What I want is something like the Japanese system, which would cost less. An initial step in this direction (that would save big bucks) is to allow Medicare to negotiate with pharmaceutical companies for lower prices like Walmart does with its suppliers. Everybody else in the world does that except America. And everywhere else people pay less for the exact same drugs as Americans do. Conservatives passed a law that forces Medicare to pay whatever price the drug companies want. Repeal that provision and taxpayers pay less.
Or we could go full-Japan and have Medicare. Medicaid, the VA and the big private insurers collectively bargain with medical care providers and drug companies for lower prices across the board. The Japanese consume far more medical services than do Americans but they pay much less, because the
price their insurance companies get charged is less because of such bargaining pools.
In Japan, insurance is all private, but the fees the companies collect and the costs they pay are fixed by these collective negotiations. It's like a regulated utility. The competition is fierce because the business has a fixed margin, the more customers you can get to sign on with you rather than your identically-priced competitor the more money you make. So its all about operating efficiency, customer service, and extras (like coverage for certain cosmetic procedures not covered under the national program).
International pharmaceutical companies all do business with Japan (we do at Pfizer). They are the biggest buyer of drugs in the world.

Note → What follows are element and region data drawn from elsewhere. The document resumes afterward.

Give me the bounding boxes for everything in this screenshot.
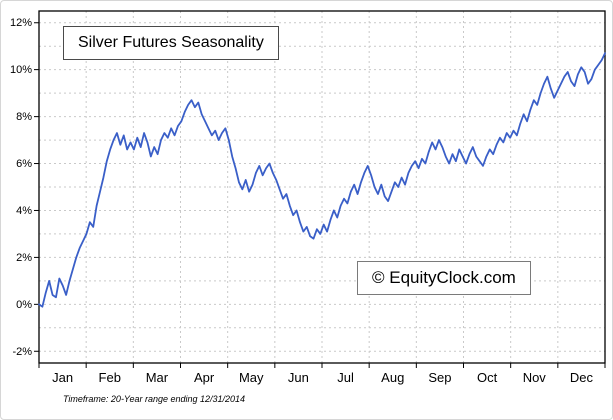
seasonality-line <box>38 52 606 308</box>
chart-title: Silver Futures Seasonality <box>63 26 279 60</box>
y-axis-label: 12% <box>10 17 32 29</box>
x-axis-label: Oct <box>477 370 498 385</box>
y-axis-label: 2% <box>16 252 32 264</box>
x-axis-label: Dec <box>570 370 594 385</box>
x-axis-label: Jan <box>52 370 73 385</box>
y-axis-label: 8% <box>16 111 32 123</box>
x-axis-label: Nov <box>523 370 547 385</box>
x-axis-label: Apr <box>194 370 215 385</box>
x-axis-label: Jun <box>288 370 309 385</box>
y-axis-label: 10% <box>10 64 32 76</box>
plot-frame <box>38 10 606 364</box>
x-axis-label: Aug <box>381 370 404 385</box>
y-axis-label: 6% <box>16 158 32 170</box>
x-axis-label: Feb <box>99 370 121 385</box>
y-axis-label: 4% <box>16 205 32 217</box>
x-axis-label: Mar <box>146 370 169 385</box>
y-axis-label: -2% <box>12 346 32 358</box>
x-axis-label: Sep <box>428 370 451 385</box>
x-axis-label: May <box>239 370 264 385</box>
timeframe-note: Timeframe: 20-Year range ending 12/31/20… <box>63 394 246 404</box>
x-axis-label: Jul <box>337 370 354 385</box>
watermark-equityclock: © EquityClock.com <box>357 261 531 295</box>
y-axis-label: 0% <box>16 299 32 311</box>
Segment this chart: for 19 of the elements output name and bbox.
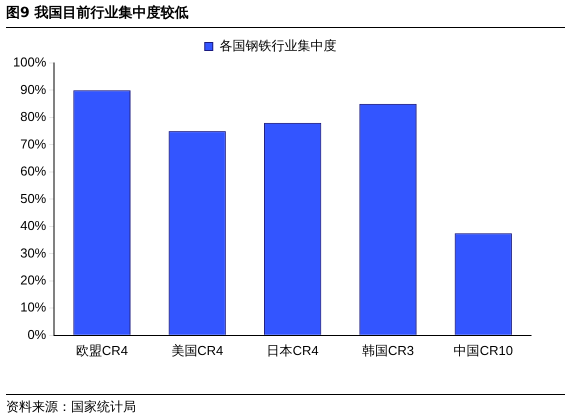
y-tick-label: 100%	[13, 54, 47, 70]
y-tick-label: 30%	[20, 245, 47, 260]
y-tick-label: 70%	[20, 136, 47, 152]
y-tick-label: 50%	[20, 190, 47, 206]
y-tick-label: 90%	[20, 82, 47, 97]
y-tick-label: 80%	[20, 109, 47, 124]
x-tick-label: 日本CR4	[266, 342, 319, 358]
text: 资料来源：国家统计局	[6, 394, 565, 416]
y-tick-label: 40%	[20, 218, 47, 234]
x-tick-label: 中国CR10	[454, 342, 513, 358]
y-tick-label: 0%	[27, 326, 47, 342]
chart-title: 图9 我国目前行业集中度较低	[6, 4, 565, 28]
x-tick-label: 欧盟CR4	[76, 342, 128, 358]
x-tick-label: 美国CR4	[171, 342, 224, 358]
y-tick-label: 10%	[20, 300, 47, 315]
legend-label: 各国钢铁行业集中度	[219, 38, 336, 54]
y-tick-label: 20%	[20, 272, 47, 288]
y-tick-label: 60%	[20, 164, 47, 179]
x-tick-label: 韩国CR3	[362, 342, 414, 358]
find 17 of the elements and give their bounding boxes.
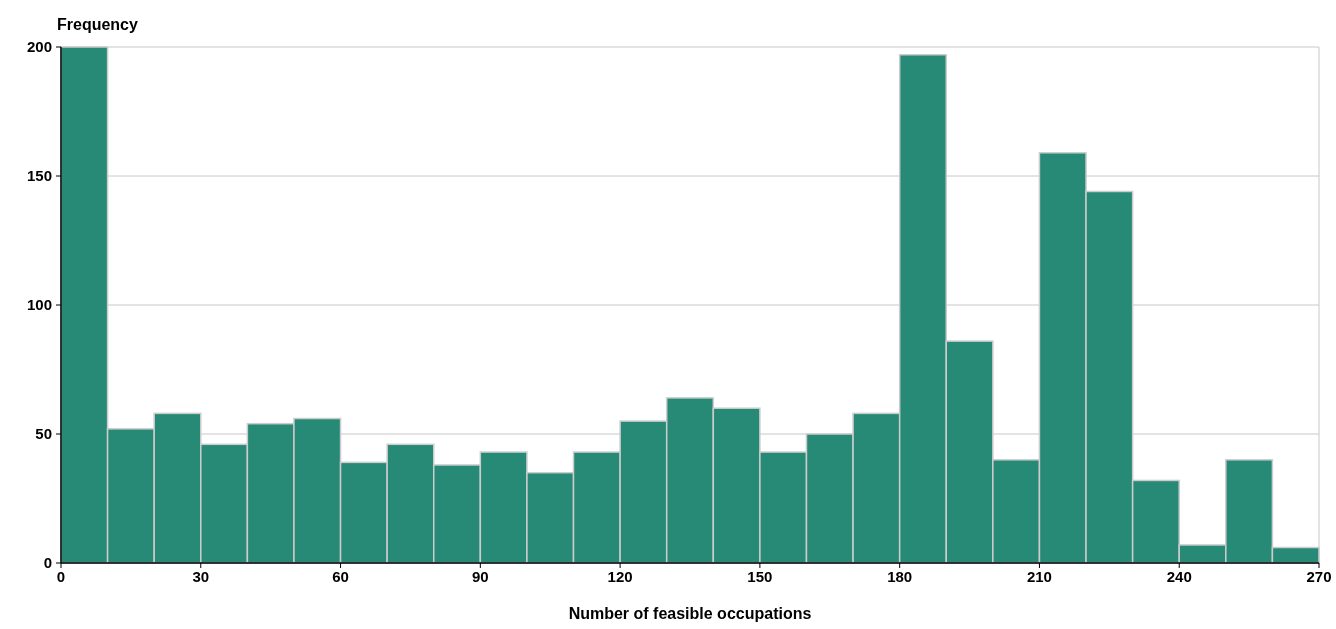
x-tick-label: 60	[332, 568, 349, 585]
y-axis-title: Frequency	[57, 16, 139, 33]
y-tick-label: 50	[35, 425, 52, 442]
y-tick-label: 200	[26, 38, 52, 55]
x-axis-title: Number of feasible occupations	[568, 605, 812, 622]
x-tick-label: 150	[747, 568, 773, 585]
x-tick-label: 270	[1306, 568, 1332, 585]
x-tick-label: 210	[1026, 568, 1052, 585]
y-tick-label: 100	[26, 296, 52, 313]
y-tick-label: 150	[26, 167, 52, 184]
x-tick-label: 30	[192, 568, 210, 585]
x-tick-label: 0	[56, 568, 66, 585]
x-tick-label: 240	[1166, 568, 1192, 585]
x-tick-label: 120	[607, 568, 633, 585]
x-tick-label: 90	[471, 568, 489, 585]
x-tick-label: 180	[887, 568, 913, 585]
y-tick-label: 0	[43, 554, 52, 571]
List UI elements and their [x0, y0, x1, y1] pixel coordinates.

They won't allow our drugs in their formulary unless we charge a lot less that whan we charge Americans, so we do--its still good business. But since
Medicare is required by law to pay us whatever we want, selling to Americans is truly great business. And with half of the American market price-locked in, we can bargain hard with private insurers and gouge them too. No other healthcare provider investment can remotely offer the return that political contributions can
Before you trot out that stale argument about recouping the costs of R&D, know that R&D isn't the big expense. Hell we've shut down almost all of the R&D. Kalamazoo (Upjohn) and North Chicago (Searle) got axed in 2004. A few years later they axed An Arbor (Parke-Davis). They shut down BM R&D and the Pfizer R&D in England. Now even legacy Pfizer in Conn is coming under the knife. I don't know who's left. I think all the other companies are dumping R&D too. Discovering new drugs is hard--too hard for out multimillion dollar a year executives to handle. Better to let someone else do it and buy the stuff they come up with. A big chunk of our costs nowadays is merger costs and writedowns for paying way too much for stuff we acquired. All the guys on the corporate office know how to do is financial deals. Its the same all over. If Congress had the balls to do what I suggest it would force us to cut all that administrative bloat or go out of business. Maybe that would force them to spin us off.
You know if you pay executives huge salaries for years and years, you will eventually get incompetence. It's the same principle that operates in spoiling children. The executives come to think they deserve their super-high compensation. A middling CEO today makes much more than a top man 40 years ago. That mediocrity is eventually going to think he is better than Alfred Sloan, and the result is bankruptcy, or the 2008 collapse caused by morally-challenged pygmies who think they are better than the greats of the past simply because they are paid more. And the nation goes to shit as a result.